Hoe begin je aan een wetenschappelijk experiment?
Wetenschappelijke kennis steunt op één fundamentele pilaar: het experiment. Door middel van experimenten kunnen theorieën worden ondersteund of weerlegd, en breidt onze kennis stelselmatig uit. Deze experimenten moeten echter op de correcte manier gebeuren, opdat de resultaten die ze opleveren correct kunnen worden geïnterpreteerd. Eerst moet onderzoek worden gedaan naar bestaande kennis, waarna een hypothese geformuleerd kan worden. Daarna moet het experiment zo worden opgezet dat het de hypothese kan weerleggen of ondersteunen. Ten slotte moet het experiment correct worden uitgevoerd en dienen de resultaten te worden geïnterpreteerd. Enkel via deze werkwijze kan de wetenschappelijke kennis een stap verder komen.
Gaten in onze kennis
Wetenschappelijk onderzoek is er op gericht om gaten in onze kennis op te vullen.
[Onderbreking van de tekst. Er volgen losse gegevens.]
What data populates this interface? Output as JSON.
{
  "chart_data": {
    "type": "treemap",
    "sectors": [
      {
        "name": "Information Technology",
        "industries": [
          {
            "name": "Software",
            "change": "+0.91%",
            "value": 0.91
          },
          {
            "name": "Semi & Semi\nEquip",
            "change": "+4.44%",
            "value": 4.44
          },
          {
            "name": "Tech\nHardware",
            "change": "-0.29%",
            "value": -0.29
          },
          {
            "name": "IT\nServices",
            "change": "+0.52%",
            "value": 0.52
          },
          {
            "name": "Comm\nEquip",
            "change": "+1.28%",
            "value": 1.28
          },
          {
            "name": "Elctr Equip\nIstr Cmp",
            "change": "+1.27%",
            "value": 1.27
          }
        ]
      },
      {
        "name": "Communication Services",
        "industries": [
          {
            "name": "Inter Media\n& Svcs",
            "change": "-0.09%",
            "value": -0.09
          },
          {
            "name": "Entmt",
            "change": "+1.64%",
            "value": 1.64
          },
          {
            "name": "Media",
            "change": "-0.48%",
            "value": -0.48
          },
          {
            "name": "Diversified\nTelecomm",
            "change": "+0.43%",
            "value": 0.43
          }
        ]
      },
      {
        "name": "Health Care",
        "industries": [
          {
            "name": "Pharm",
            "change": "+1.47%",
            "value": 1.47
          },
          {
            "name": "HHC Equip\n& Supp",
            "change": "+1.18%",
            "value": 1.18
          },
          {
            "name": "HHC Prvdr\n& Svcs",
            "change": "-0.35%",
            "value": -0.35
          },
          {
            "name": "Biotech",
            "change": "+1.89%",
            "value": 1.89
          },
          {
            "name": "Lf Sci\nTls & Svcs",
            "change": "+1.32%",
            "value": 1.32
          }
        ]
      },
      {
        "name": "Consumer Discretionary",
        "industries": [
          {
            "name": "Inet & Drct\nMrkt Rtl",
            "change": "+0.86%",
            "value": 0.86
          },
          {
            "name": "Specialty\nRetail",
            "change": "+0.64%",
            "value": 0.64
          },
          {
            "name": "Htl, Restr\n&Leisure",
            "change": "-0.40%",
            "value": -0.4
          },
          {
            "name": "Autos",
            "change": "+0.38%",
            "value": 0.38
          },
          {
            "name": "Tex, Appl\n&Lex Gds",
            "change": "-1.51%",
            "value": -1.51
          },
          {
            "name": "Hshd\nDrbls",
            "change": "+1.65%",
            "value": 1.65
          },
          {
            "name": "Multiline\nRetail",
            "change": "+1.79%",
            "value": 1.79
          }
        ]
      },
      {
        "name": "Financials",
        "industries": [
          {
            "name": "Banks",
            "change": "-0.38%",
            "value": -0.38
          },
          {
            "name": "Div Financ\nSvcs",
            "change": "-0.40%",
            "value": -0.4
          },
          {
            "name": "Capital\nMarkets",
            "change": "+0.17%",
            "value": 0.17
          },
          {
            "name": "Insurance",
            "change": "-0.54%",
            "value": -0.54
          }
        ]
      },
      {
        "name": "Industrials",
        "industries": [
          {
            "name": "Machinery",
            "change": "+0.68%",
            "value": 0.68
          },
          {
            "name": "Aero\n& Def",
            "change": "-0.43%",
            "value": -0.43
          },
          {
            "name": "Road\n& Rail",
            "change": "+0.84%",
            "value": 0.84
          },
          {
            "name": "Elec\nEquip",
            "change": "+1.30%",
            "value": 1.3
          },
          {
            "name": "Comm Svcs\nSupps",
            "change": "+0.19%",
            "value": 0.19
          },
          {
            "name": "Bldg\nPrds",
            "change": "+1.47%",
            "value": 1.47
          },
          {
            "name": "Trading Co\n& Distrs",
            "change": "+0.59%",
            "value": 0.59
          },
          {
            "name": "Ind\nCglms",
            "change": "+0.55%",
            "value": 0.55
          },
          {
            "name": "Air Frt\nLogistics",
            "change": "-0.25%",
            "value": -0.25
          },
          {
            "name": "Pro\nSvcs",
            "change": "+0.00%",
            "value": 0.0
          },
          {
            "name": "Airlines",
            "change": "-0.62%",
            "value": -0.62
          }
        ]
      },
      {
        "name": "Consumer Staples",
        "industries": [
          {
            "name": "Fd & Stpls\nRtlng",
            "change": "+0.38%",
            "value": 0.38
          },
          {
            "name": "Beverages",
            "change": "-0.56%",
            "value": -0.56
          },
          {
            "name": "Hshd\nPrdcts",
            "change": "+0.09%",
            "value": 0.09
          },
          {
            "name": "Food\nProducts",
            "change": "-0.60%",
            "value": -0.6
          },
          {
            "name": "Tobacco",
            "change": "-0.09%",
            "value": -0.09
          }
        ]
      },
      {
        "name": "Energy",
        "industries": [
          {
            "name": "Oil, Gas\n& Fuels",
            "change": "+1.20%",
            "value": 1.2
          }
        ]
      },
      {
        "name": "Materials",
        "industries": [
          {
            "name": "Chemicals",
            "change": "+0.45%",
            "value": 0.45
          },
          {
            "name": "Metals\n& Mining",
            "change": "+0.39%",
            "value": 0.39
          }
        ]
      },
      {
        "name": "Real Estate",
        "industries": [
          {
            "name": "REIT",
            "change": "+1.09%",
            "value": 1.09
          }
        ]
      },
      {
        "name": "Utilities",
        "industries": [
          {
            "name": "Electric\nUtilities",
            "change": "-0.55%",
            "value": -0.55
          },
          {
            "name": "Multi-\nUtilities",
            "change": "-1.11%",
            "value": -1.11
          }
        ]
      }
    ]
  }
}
Om uit te vissen waar deze gaten zich bevinden, dient eerst een studie van de beschikbare literatuur te gebeuren. Het onderwerp van het onderzoek moet specifiek genoeg zijn; ‘de hersenen’ is als onderwerp te breed, terwijl ‘het effect van de zwarte gaten op de zwaartekracht van de aarde’ een goed startpunt is. Door het opzoeken en doornemen van de literatuur over het onderwerp kan men een overzicht maken van de kennis die tot nu toe beschikbaar is.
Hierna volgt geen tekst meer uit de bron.